Han Yi

NUS NEXT
Hi! I’m currently a research intern at the National University of Singapore (NUS), NExT++ Research Center, advised by Prof. Tat-Seng Chua, Dr. Zhedong Zheng, and Prof. Xiangyu Xu.

Open-source projects can be found at my [Github], and publications can be found at ORCID.
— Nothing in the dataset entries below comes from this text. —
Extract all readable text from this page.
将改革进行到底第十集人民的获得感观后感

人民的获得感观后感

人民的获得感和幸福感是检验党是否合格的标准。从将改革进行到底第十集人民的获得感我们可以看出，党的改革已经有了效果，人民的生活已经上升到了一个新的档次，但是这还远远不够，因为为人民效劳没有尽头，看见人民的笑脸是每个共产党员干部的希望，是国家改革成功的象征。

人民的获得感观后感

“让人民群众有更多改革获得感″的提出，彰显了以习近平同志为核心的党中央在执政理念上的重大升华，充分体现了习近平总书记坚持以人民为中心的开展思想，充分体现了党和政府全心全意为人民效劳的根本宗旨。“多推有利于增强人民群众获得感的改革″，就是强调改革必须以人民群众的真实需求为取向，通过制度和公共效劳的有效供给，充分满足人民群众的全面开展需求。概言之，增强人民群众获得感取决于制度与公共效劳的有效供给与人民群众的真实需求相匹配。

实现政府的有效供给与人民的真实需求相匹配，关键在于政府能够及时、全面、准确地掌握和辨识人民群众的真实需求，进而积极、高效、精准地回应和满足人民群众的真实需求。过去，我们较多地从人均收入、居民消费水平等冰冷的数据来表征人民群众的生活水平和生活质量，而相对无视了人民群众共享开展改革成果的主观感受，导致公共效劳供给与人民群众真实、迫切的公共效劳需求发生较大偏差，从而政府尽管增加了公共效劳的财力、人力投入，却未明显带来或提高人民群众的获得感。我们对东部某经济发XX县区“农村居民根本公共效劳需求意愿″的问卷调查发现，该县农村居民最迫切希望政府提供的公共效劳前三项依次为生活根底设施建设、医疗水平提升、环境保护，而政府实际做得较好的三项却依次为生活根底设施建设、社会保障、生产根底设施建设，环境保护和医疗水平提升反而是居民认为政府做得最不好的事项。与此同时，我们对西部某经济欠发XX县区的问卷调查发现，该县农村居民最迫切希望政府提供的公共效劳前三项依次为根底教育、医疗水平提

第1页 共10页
More details can be found in my [CV].

Research Statement

I am interested in research related to deep learning and computer vision. My work focuses on NeRF, Text-to-3D generation and editing.

Publications

  1. Progressive Text-to-3D Generation for Automatic 3D Prototyping.
  2. Image Deblurring with Image Blurring.
    • Authors: Ziyao Li, Zhi Gao, Han Yi, Yu Fu, Boan Chen
    • Journal: IEEE Transactions on Image Processing (TIP 2023)
  3. Single Image Deraindrop Leveraging Luminance Priors and Context Aggregation.
    • Authors: Yi Liu, Zhi Gao, Tiancan Mei, Han Yi
    • Journal: IEEE Transactions on Image Processing (TIP 2023) (Under review)
  4. Motion Blur Synthesis for Image Deblurring via Disentangling Latent Blur Space.
    • Authors: Ziyao Li, Han Yi, Zhiyu Zhou, Xuhui Zhao, Zhi Gao
    • Journal: IEEE Signal Processing Letters (SPL 2023) (Under review)
  5. A hierarchical geometry-to-semantic fusion GNN framework for earth surface anomalies detection.
    • Authors: Boan Chen, Aohan Hu, Mengjie Xie, Zhi Gao, Xuhui Zhao, Han Yi
    • Conference: International Conference On Brain-Inspired Cognitive Systems (BICS 2023) (Best Student Paper)
  6. How Challenging is a Challenge for SLAM? An Answer from Quantitative Visual Evaluation.
    • Authors: Xuhui Zhao, Zhi Gao, Hao Li, Chenyang Li, Jingwei Chen, Han Yi
    • Conference: International Conference On Brain-Inspired Cognitive Systems (BICS 2023)

Research experience

  1. Progressive Text-to-3D Generation for Automatic 3D Prototyping

    • Duration: Dec. 2022 - Present
    • Institution: NExT++ Research Center, National University of Singapore
    • Advisor: Prof. Tat-seng Chua
      • Proposed a Multi-Scale Triplane Network (MTN) to gradually create the 3D model in a bottom-up style.
      • Proposed a progressive learning strategy to refine details of the 3D model.
      • Achieved high-resolution outputs that align closely with natural language descriptions.
  2. Image Deblurring with Image Blurring

    • Duration: Nov. 2021 - Oct. 2022
    • Institution: Wuhan University
    • Advisor: Prof. Zhi Gao
      • Proposed a novel motion deblurring framework.
      • Synthesized a blur-sharp paired blur dataset Rear-Blur-COCOmini.
      • Obtained state-of-the-art deblurred results and introduced Variance of Laplacian edge detection (VL).
  3. LED Visible Light Positioning Algorithm

    • Duration: July. 2021 - Sep. 2021
    • Institution: Tsinghua University
    • Advisor: Prof. Hao Zhang
      • Programmed LED lights on the ceiling with Manchester coding.
      • Utilized Solvepnp algorithm from OpenCV.
      • Improved the algorithm in various ways including special positions and turning angles.
      • Introduced Malformation Matrix to improve accuracy.
  4. Maintenance System with Predictability Figuration

    • Duration: Sep. 2020 - Mar. 2021
    • Institution: Tsinghua University
    • Advisor: Prof. Hao Zhang
      • Built predictive models to calculate RUL (Remaining Useful Life).
      • Utilized Abrupt Detection, such as Pettitt Detection and Mann-Kendall Detection.
      • Optimized the efficiency with Cumulative Sum Control Chart and Exponentially Weighted Moving-Average.